• Matières plastiques dans l'eau du robinet

      Des chercheurs d'Orb Media ont trouvé des matières plastiques dans des échantillons d'eau du robinet d'une douzaine de pays. Les États-Unis sont particulièrement touchés, mais la France, même si elle s'en sort un peu mieux, n'est pas épargnée. Une situation qui pourrait s'aggraver tant notre consommation de plastique ne cesse de croître.
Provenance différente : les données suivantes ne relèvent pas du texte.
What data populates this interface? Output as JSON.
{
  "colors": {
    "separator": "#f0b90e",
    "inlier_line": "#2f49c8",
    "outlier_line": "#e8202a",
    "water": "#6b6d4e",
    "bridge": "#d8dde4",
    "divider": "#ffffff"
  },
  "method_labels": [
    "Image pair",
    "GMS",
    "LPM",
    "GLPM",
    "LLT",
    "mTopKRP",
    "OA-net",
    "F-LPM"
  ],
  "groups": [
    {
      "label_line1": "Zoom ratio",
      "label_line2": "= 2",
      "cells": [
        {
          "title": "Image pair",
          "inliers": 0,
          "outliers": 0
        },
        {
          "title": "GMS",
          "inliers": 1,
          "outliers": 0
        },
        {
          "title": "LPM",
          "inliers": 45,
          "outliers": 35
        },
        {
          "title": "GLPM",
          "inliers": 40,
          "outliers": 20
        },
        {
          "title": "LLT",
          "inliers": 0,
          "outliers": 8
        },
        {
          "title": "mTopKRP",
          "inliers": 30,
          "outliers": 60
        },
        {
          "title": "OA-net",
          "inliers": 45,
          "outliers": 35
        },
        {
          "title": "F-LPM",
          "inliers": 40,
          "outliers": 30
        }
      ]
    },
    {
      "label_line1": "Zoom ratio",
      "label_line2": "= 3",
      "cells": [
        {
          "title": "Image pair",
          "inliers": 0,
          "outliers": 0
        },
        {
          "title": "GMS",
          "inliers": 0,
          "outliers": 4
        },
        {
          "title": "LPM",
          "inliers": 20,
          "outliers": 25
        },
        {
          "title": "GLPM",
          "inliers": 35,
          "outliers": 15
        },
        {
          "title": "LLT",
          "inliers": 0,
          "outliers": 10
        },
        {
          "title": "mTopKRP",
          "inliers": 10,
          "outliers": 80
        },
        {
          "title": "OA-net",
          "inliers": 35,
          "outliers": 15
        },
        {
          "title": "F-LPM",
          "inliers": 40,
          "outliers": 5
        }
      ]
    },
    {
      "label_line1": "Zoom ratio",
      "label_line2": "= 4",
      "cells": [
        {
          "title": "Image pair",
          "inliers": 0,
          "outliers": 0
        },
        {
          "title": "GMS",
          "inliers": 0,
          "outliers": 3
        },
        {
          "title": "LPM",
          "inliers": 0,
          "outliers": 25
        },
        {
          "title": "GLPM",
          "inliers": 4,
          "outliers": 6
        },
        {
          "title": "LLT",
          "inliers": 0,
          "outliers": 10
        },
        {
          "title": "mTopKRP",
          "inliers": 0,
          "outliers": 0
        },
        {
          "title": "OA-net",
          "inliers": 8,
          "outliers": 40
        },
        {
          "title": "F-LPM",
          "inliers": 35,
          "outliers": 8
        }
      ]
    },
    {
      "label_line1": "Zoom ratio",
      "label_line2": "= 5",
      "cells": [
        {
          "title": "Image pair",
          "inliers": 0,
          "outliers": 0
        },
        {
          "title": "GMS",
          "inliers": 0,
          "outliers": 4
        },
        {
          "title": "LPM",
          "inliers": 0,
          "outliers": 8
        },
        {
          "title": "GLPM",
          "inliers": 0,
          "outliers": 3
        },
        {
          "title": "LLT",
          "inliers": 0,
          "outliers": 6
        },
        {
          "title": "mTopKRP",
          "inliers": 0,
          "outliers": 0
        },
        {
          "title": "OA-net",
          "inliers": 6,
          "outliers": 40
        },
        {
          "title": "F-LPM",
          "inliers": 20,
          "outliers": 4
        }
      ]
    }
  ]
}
     Une étude exclusive publiée par Orb Media et relayée par The Guardian ce 6 septembre fait froid dans le dos. Elle porte sur l’eau du robinet. Des échantillons d’eau d’une douzaine de pays ont été passés au crible par les chercheurs. Les résultats sont sans appel : 83 % des échantillons sont contaminés par des fibres plastiques.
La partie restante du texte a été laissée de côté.